Apply for Trial
Newsroom

SenseTime Launches the SenseNova Unified Large Model, Clinches Top Rankings Across Key Model Benchmark Evaluations

2025-01-13

SenseTime has officially launched the SenseNova Unified Large Model, leading the way in natively integrated modalities. This model, which unifies in-depth reasoning and multimodal information processing capabilities, clinched first place on two comprehensive benchmarks, one on testing language capabilities and the other on visual content understanding.

According to the latest “2024 Chinese Large Model Benchmark Report” by SuperCLUE, a leading model evaluation institute, the SenseNova Unified Large Model achieved an outstanding score of 68.3, ranking first place in China together with DeepSeek V3.


SenseNova2.png

Source: SuperCLUE


On the other hand, the model also secured the highest score in multimodal evaluations conducted by OpenCompass, outpacing GPT-4o by a substantial margin.


SenseNova3.png

Source: OpenCompass


SenseTime’s top positions on both language and multi-modal benchmarks demonstrate its breakthrough in native multimodal training, marking a critical step towards unifying large language models and multimodal models, setting the stage for a more unifying approach in developing large models.

The SenseNova Unified Large Model overcomes the long-standing challenges in modality integration, seamlessly bridging different modalities and paving the way towards the integration of deep reasoning capabilities and multimodal information processing.

 

Excellence Across Humanities and Sciences: Writing, Perception and Reasoning

The SenseNova Unified Large Model excels across humanities and sciences. In SuperCLUE’s annual evaluation, the model ranked first globally with a score of 81.8 points in humanities, surpassing OpenAI’s o1 model. It also earned top honors in sciences, including a score of 78.2 points in computational evaluation, taking first place in China.

With its native multimodal capabilities, the SenseNova Integrated Large Model goes beyond human-level “reading” and “reasoning” to handle complex tasks such as deciphering unclear handwriting, extracting information from charts, and generating literary content.


Handwriting.jpg

The SenseNova Unified Large Model quickly and accurately deciphers unclear handwriting.

 

Expanding the Horizons of Multimodal Applications

In practical application scenarios, the SenseNova Unified Large Model demonstrates significant advantages compared with traditional large language models that primarily support pure textual inputs. It excels in scenarios with diverse multimodal information such as in autonomous driving, interactive videos, workplace settings, education, finance, business park management, and industrial manufacturing.

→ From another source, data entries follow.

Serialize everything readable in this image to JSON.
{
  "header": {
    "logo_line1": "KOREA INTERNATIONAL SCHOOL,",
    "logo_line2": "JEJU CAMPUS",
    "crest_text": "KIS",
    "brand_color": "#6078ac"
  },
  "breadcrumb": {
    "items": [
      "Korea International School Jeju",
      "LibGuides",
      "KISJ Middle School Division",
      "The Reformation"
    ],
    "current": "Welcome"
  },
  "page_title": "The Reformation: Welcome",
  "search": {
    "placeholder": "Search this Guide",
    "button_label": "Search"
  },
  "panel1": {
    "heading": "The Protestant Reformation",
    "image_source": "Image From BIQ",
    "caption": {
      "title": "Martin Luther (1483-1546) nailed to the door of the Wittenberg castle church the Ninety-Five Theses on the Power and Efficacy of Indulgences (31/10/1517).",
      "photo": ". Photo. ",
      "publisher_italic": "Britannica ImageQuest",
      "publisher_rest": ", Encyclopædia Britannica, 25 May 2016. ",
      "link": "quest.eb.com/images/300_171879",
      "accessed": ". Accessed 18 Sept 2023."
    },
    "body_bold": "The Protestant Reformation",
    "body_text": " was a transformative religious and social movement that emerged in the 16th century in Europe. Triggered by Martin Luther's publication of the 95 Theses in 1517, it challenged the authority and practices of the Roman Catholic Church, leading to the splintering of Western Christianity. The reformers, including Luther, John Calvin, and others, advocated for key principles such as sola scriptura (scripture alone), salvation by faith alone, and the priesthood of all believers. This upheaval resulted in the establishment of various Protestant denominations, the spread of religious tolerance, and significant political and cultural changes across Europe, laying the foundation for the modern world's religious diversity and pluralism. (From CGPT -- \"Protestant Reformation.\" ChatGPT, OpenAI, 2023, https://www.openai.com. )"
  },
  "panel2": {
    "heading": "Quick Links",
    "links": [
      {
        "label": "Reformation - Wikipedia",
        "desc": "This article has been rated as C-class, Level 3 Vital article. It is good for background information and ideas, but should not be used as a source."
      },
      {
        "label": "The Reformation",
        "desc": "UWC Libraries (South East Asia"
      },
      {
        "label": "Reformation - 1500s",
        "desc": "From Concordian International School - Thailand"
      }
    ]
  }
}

The model effectively meets users' needs for comprehensive processing of information across various sources and formats, including images, videos, speech, and text.

For example, SenseTime’s “Raccoon” application leverages the SenseNova Unified Large Model to efficiently process and analyze complex tasks, such as complex multimodal documents that contain a combination of formats like tables, text, images and videos, commonly used in the business and financial sectors.

The model also enhances user experience in interactive applications such as online education and voice-based customer service, seamlessly integrating speech and natural language capabilities.

While native multimodal foundational models have become a focus of industry discussions, many attempts have not been successful due to limitations in data and training methods. Such challenges often lead to diminished performance in core language tasks, such as following instructions and reasoning.

Drawing on a decade of expertise in computer vision and extensive experience in empowering various sectors through artificial intelligence, SenseTime firmly believes that multimodal models are the cornerstone of AI 2.0’s real-world implementations. Guided by this vision, SenseTime has developed unique insights into multimodal research. In its efforts to integrate large language models and multimodal models, SenseTime has pioneered two key innovations, which are unified modal data synthesis and enhanced joint task trainingThese innovations have driven the successful development and market launch of the SenseNova Unified Large Model.

During the pre-training phase, SenseTime leveraged a vast amount of naturally interleaved text-image data and synthesized a large volume of data that combine multiple modalities through methods such as inverse rendering and image generation based on mixed semantics. This approach bridged a large volume of image and text modalities, building strong interconnections between modalities that laid a strong foundation to execute cross-modal tasks more effectively, and thereby significantly enhancing the model’s overall performance.

In the post-training phase, SenseTime established a large number of cross-modal tasks based on its understanding of a wide range of business scenarios, such as interactive videos, multimodal document analysis, and comprehension of urban and in-vehicle scenarios. By incorporating these tasks into an enhanced training process, SenseTime’s Unified large model has not only developed robust capabilities for integrating, interpreting, and analyzing multimodal information but is also able to effectively respond to real-world business scenarios. This establishes a closed-loop system where practical applications drive iterative improvements to the foundational model.

Achieving seamless multimodal interactions and deep integration is a critical step towards realizing a unified model, which in turn is the prerequisite to develop a world model. SenseTime’s innovative approach and advancements in this field have firmly established its leading position in this domain, where it is at the forefront of shaping the future of foundational AI models.